As Western students prepared to write final exams this semester, many took time to write letters first.
Their messages will soon be read by local seniors, thanks to a project spearheaded by second-year psychology student Valerie Ah-Yen and Letters & Smiles, an initiative started by third-year science students Sirisha Ravipati and Nandini Vyas.
As an executive member of Change for X Western, Ah-Yen was tasked with selecting a local charity to help with fundraising and awareness in 2020-21.
“I chose Letters & Smiles because their mission was inspiring, and they were getting a whole community of students involved,” Ah-Yen said. She also liked that Ravipati and Vyas were using their charity to help lessen the loneliness resulting from strict COVID-19 protocols.
“With the recent pandemic locking down senior homes for the safety of their residents, we know facing this virus can be hard for those completely isolated from their family,” Ravipati explained.
“And we hope someone writing a letter can bring a smile and, hopefully, ease feelings of loneliness,” added Vyas.
Taking up their cause, Ah-Yen applied for a federal #RisingYouth grant, and just as she was starting to study for exams she got word that she’d been awarded $750 to create gift packages to accompany some of the letters.
“It was great news — and a little bit stressful,” she laughed. “I had a week to plan everything. It was very chaotic and rushed.”
As Ah-Yen approached local seniors’ residences, and sourced gifts within her budget, she used social media to put out the call for letters. She also rallied her friends, as well as residence and charity Sophs, to help spread the word. Within five days she’d rounded up 80 letters.
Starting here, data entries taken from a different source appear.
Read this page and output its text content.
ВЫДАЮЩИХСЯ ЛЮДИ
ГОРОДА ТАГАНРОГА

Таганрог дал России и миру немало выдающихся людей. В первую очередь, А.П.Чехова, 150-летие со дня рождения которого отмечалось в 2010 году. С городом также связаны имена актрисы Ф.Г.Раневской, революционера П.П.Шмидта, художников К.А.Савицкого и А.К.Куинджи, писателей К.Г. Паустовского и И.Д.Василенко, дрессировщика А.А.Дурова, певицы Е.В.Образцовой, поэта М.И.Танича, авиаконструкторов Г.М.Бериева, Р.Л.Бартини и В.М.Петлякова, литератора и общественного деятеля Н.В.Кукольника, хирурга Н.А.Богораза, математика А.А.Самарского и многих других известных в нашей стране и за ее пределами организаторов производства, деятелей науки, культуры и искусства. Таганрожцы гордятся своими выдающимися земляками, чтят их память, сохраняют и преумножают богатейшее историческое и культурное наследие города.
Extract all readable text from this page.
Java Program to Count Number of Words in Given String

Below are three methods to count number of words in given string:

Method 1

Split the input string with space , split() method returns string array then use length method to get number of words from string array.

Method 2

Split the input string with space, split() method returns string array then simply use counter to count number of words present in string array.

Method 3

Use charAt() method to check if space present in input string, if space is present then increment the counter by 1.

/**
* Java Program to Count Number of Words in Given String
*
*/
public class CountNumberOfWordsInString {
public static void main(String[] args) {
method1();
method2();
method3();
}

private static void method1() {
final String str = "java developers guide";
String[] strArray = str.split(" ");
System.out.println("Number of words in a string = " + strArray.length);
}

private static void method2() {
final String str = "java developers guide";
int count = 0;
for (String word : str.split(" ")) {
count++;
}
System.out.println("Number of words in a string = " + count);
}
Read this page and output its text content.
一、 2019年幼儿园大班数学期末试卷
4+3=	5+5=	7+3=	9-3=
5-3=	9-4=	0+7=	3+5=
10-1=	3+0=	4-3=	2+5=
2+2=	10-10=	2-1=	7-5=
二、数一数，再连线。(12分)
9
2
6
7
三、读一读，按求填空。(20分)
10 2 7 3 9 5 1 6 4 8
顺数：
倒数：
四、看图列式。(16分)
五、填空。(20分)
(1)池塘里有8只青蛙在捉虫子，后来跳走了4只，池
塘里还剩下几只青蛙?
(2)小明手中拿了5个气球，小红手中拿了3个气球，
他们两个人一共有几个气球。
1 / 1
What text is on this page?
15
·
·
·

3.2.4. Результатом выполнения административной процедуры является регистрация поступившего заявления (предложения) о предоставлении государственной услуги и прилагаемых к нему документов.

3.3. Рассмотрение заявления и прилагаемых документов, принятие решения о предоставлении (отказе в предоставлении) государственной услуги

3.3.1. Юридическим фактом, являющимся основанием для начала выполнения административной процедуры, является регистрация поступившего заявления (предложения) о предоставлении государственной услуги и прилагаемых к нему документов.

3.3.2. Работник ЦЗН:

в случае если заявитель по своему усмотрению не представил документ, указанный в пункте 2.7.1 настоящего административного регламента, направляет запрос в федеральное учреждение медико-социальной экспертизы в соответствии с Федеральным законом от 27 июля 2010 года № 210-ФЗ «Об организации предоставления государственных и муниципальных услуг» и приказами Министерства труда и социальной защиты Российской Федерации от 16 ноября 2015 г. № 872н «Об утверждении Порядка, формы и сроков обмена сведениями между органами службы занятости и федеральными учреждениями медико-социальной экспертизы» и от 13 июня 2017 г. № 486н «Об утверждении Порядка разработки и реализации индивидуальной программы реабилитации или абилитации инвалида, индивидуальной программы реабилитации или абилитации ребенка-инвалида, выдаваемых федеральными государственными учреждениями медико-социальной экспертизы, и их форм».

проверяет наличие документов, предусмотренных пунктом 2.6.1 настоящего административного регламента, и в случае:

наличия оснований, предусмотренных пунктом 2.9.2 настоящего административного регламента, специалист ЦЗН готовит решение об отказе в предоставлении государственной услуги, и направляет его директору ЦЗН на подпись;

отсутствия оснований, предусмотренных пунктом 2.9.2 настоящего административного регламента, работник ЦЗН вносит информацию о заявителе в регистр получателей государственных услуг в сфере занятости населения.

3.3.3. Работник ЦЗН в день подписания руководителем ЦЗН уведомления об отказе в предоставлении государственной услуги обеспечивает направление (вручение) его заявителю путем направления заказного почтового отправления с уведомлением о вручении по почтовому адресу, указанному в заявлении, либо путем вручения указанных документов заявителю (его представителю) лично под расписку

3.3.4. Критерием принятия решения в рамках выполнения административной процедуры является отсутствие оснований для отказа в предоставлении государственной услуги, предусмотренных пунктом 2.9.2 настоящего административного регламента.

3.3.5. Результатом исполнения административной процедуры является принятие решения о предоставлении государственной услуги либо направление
She was impressed not only by the response, but by the content of the letters: “They span from jokes to funny stories from their childhoods, or their favourite Christmas memories, to very inspiring and motivational messages,” she said.
Ah-Yen feels students are inspired by the project because they’re feeling the effects of the pandemic themselves, and missing their grandparents. “A lot of them can’t see their grandparents right now, and it’s especially hard during the holiday season.”
More than 60 of the letters. along with gift packages containing traditional Christmas crackers, a (sanitized) holiday mug and a treat, will be delivered to Masonville Manor retirement home on Saturday.
“I’m trying to support local business, so with that in mind we are getting some fresh gingerbread cookies from Black Walnut Café,” Ah-Yen said. “Everything will be packaged nicely with fake snow, and we’ll make it look very festive.”
With more letters than gift packages, she plans to distribute the rest of the letters to other long-term care facilities including Chartwell London, Revera McGarrell Place and Amica London.
“I’m glad to give out more letters because they’re really beautiful,” she said. “And I think a lot of different seniors will love reading them.”